5. Run the Markov chain
Structurama uses a numerical technique called Markov chain Monte Carlo (or MCMC) to calculate the probability of assigning individuals to populations. One of the most basic ideas in Structurama is that assignments of individuals to populations can be thought of as partitions. Going back to our Larry, Moe, and Curly example, there are a total of five different ways that Larry, Moe, and Curly can be partitioned among populations:
(The number of possible partitions for n individuals is given by the Bell numbers.) Structurama labels partitions of individuals among populations using the "restricted growth function" notation of partitions; the first individual is always given the population index 1. If the second individual is assigned to the same population as the first, then it is also given the index 1. Otherwise, the second individual is given the index 2. This labeling scheme continues for the remaining individuals. Structurama does one of two things: Either you have fixed the number of populations (in this example involving three individuals, you could fix the number of populations to 1, 2, or 3 ) or you have allowed the number of populations to be a random variable. For the example with three individuals, if you fixed the number of populations to, say, two, then structurama would attempt to calculate the probability of the following three partitions: (1,2,2), (1,2,1), (1,1,2). Note that when you fix the number of populations to two, that you have effectively assigned zero prior probability to the partitions involving one population (1,1,1) and three populations (1,2,3). If in our example with three individuals you allow the number of populations to be a random variable with a Dirichlet process prior, then all five possible partitions have some prior probability, and the program attempts to calculate the probability of all five.

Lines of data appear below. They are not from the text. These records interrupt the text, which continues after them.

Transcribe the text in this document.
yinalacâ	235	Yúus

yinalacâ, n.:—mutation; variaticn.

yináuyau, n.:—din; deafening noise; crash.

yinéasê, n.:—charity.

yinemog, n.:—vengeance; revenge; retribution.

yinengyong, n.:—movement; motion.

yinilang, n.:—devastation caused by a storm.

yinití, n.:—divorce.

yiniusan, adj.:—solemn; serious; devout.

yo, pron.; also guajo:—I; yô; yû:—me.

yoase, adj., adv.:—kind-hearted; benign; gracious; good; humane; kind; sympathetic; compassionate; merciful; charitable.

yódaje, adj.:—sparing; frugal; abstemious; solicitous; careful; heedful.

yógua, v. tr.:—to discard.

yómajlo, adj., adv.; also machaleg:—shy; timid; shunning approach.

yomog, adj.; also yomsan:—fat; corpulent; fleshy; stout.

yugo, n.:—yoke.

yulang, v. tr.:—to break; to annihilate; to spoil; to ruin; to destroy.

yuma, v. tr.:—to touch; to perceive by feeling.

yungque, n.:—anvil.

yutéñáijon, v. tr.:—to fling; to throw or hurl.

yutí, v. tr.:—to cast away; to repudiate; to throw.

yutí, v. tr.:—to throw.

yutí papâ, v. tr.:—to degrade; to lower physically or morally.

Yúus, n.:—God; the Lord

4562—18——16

MCMC samples partitions in proportion to their probability. Structurama uses a particulary efficient variant of MCMC called Gibbs sampling. Each MCMC cycle involves a Gibbs scan of all the individuals. Hence, if you run the Markov chain for a total of 1000 cycles and you have 14 individuals in your data file, Structurama will have performed a total of 14,000 Gibbs samples. Every so often, the program outputs the current partition to a file. This file, by default, has the extension ".p". You can control how often the program outputs the current state of the Markov chain to the file using the "samplefreq" option. For example, the following command
mcmc ngen=10000 samplefreq=100 printfreq=25
specifies that the Markov chain should be run for 10,000 cycles, that the state of the chain should be output to a file every 100th cycle, and that some indication of the run status should be printed to the screen every 25th cycle.
You can also specify the name of the file containing the MCMC samples using the "outfile" option.
6. Summarize results
You can summarize the results of a MCMC analysis of population assignment using one of several commands: showmeanpart, shownumpops, showtogetherness.
The fraction of the time the MCMC algorithm samples a particular partition of individuals among populations is a valid approximation of the posterior probability of that partition. Summarizing the results of a MCMC analysis of population assignment is not trivial. Structurama summarizes results of a MCMC analysis using a couple of different methods. One thing the program provides is a "mean" partition (showmeanpart). This is the partition that minimizes the squared distance to all of the sampled partitions. We use a distance on partitions originally described by Gusfield (2004). The program will also report the posterior probability of the number of populations (shownumpops). Finally, the program will calculate the posterior probability that two individuals are in the same population (showtogetherness).